Spain Joins Internet Society

With an eye on improved coordination of national
Internet growth strategy, Netizens this week established the Sociedad
Internet de España (ISOC-ES), the Spanish chapter of the Internet Society (ISOC).

The charter assembly coincided with the Third Meeting of Internet Services
Providers in Torremolinos and was organized by ISOC’s Andalusian chapter,
ISOCANDA. Provincial ISOC chapters
of Catalonia, Galicia and Aragon also supported formation of a national
organization.

The new national body will attempt to bring together “users, Internet
providers, major operators and public administration” and “act as referee,
promoter and lobby for an Internet within reach of all Spaniards,” Vmctor
Domingo, president of the Asociación de Internautas, told Europa Press.

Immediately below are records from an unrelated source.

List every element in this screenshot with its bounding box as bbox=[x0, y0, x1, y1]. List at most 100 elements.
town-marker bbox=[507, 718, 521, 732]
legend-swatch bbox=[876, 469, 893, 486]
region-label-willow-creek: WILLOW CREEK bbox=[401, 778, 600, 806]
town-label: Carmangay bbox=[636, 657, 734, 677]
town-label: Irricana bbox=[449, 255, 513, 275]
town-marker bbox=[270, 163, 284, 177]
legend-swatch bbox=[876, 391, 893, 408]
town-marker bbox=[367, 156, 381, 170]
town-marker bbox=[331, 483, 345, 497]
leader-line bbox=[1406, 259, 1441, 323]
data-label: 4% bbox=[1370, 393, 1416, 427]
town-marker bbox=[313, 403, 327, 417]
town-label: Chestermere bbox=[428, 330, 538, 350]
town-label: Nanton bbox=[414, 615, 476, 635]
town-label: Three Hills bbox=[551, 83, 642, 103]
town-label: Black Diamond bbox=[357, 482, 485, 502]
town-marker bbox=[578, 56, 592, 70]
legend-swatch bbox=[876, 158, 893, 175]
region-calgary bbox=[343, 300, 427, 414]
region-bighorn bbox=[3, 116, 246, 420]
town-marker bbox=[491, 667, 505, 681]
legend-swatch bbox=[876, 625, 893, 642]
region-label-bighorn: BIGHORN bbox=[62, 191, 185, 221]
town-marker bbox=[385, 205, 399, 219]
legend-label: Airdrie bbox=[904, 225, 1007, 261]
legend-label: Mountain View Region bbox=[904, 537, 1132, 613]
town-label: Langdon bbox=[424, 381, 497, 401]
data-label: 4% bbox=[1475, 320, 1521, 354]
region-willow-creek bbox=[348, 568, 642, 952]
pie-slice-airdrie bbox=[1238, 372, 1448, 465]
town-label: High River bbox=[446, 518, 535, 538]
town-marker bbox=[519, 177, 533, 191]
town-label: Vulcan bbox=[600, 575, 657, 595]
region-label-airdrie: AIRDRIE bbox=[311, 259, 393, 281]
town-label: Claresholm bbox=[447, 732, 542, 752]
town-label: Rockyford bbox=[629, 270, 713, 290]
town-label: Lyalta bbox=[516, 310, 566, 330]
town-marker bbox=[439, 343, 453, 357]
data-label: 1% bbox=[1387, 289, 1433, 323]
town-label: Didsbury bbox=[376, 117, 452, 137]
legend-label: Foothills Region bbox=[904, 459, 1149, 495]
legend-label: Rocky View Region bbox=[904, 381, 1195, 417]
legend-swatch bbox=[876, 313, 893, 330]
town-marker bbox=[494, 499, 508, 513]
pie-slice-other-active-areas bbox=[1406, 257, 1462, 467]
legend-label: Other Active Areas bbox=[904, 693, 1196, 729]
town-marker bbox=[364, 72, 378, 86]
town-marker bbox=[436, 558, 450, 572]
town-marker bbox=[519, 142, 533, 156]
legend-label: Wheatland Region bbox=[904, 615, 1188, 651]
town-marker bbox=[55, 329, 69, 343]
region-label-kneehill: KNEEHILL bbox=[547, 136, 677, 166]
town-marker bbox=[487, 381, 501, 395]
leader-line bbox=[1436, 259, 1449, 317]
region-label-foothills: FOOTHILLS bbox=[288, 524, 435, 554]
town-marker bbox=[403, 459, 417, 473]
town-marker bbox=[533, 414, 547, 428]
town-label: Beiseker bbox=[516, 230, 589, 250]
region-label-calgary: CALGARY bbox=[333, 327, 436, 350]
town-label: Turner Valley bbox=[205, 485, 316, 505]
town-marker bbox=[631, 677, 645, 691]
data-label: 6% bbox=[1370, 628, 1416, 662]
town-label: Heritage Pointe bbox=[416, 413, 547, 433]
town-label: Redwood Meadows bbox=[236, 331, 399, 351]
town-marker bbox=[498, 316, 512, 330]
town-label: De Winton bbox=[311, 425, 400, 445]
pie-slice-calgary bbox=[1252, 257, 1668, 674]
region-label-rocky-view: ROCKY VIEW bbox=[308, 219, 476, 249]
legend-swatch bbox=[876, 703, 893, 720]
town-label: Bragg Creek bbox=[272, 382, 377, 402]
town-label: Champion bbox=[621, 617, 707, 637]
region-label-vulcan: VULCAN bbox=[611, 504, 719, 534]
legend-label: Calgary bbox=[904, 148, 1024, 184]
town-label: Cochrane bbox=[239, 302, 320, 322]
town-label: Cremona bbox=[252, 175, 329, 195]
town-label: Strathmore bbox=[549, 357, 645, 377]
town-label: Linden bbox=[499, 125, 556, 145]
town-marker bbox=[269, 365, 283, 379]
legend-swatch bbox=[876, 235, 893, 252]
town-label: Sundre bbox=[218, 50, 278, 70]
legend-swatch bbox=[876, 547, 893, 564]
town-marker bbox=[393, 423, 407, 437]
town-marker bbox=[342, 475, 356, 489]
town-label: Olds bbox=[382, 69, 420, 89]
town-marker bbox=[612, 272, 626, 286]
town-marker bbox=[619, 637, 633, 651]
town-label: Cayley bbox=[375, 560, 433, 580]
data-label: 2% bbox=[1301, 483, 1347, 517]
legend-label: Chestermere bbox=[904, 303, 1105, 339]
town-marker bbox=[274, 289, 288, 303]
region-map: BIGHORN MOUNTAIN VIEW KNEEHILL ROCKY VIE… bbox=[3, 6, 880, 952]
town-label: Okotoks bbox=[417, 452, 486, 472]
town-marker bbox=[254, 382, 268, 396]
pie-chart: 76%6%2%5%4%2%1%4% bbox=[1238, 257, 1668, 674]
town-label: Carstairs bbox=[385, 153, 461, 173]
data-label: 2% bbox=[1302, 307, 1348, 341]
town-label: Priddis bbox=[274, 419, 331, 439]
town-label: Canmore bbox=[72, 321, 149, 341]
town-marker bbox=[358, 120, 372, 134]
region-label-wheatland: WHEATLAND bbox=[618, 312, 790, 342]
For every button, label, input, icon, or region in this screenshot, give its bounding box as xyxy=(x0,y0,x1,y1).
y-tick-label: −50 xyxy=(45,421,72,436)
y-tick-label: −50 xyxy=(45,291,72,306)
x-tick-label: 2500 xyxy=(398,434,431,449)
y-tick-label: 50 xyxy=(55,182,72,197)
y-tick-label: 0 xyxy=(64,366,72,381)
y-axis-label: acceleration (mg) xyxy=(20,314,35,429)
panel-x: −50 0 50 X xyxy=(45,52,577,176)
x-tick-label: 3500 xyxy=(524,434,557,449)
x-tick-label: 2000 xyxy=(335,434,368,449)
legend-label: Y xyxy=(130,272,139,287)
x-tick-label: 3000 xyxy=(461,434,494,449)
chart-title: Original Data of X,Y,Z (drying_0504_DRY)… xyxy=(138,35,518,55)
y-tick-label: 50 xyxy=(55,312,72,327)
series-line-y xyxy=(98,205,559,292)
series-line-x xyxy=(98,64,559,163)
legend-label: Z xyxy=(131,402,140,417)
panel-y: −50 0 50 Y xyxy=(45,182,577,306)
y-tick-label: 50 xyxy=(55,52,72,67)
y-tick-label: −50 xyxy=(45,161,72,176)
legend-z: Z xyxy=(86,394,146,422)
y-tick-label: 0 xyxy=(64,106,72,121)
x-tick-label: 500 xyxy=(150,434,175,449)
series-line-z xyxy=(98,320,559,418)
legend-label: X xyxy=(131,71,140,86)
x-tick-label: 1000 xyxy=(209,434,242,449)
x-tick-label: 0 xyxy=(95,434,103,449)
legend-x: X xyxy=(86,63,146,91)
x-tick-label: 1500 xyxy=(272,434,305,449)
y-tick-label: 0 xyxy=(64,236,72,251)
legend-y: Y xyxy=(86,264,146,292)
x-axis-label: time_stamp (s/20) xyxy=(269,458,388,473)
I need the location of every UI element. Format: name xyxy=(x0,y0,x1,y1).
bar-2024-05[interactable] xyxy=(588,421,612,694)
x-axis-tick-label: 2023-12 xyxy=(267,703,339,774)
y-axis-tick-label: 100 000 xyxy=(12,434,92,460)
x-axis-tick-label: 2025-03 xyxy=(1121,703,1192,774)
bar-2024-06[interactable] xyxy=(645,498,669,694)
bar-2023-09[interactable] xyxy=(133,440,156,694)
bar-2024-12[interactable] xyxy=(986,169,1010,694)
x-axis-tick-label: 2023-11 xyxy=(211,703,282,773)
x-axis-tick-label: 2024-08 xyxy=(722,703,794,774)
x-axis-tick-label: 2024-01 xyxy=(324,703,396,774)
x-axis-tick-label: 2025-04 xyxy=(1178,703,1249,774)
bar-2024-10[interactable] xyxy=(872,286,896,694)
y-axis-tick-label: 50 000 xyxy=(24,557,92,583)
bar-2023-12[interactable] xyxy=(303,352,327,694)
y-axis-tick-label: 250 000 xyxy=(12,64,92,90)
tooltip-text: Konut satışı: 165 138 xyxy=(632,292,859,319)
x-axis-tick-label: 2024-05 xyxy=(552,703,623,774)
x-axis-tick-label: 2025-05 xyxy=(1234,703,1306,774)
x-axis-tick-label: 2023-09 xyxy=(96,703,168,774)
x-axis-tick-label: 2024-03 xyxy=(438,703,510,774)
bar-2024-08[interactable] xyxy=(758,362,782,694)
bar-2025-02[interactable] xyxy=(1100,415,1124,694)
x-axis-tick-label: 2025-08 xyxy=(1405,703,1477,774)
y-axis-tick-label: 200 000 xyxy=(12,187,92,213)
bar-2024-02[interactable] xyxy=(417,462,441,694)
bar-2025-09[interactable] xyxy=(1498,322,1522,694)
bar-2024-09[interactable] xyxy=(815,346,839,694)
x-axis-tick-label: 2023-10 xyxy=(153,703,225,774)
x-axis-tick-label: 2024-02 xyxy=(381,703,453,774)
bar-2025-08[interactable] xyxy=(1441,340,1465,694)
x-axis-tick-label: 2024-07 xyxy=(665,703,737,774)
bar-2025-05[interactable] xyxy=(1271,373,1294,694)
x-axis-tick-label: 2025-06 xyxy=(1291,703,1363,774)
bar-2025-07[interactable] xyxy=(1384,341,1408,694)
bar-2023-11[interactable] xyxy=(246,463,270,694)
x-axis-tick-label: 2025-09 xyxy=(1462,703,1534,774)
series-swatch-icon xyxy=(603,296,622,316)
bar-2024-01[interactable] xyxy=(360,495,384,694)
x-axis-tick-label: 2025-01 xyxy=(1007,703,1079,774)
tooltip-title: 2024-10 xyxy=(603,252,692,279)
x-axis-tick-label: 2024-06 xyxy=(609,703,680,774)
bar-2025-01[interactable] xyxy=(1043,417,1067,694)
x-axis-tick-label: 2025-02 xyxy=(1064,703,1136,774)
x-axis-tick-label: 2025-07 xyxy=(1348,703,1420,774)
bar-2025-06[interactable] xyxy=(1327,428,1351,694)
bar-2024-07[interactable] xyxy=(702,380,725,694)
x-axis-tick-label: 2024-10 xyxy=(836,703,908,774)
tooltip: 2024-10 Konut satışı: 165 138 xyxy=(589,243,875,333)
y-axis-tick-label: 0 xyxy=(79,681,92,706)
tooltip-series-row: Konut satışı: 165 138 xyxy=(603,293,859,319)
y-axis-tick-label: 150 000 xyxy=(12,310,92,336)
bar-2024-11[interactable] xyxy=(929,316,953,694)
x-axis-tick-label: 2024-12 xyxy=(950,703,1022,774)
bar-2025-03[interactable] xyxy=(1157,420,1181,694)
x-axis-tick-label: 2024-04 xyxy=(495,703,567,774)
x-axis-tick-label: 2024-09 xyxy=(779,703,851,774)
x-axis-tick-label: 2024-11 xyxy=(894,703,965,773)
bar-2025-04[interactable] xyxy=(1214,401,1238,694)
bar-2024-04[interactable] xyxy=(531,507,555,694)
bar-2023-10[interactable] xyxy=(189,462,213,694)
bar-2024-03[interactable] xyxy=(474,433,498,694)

Even with several hundred smaller national ISPs, Spanish Net use stands at
around 5 percent of the population — far behind the 40 percent usage
attributed to nations like Sweden or Finland. Internet user groups
attribute this lag largely to the high local telephone rates, poor service
and slow access.

A step beyond the existence of ISOC chapters at the provincial level, this
week’s meeting made good on a June decision by the smaller groups to create
a strategy at the national level. Despite a lack of nationwide
institutional representation, two Spaniards (José Luis Pardos, Spain’s
ambassador to Denmark, and Manuel Sanromá, astronomy professor at Rovira e
Virgili University in Tarragona) serve on ISOC’s international board of
directors.

The Internet Society is a not-for-profit, non-governmental
professional membership organization with more than 150 organization and
8,600 individual members in more than 170 countries. It focuses mainly on
issues like Internet standards, education and policy.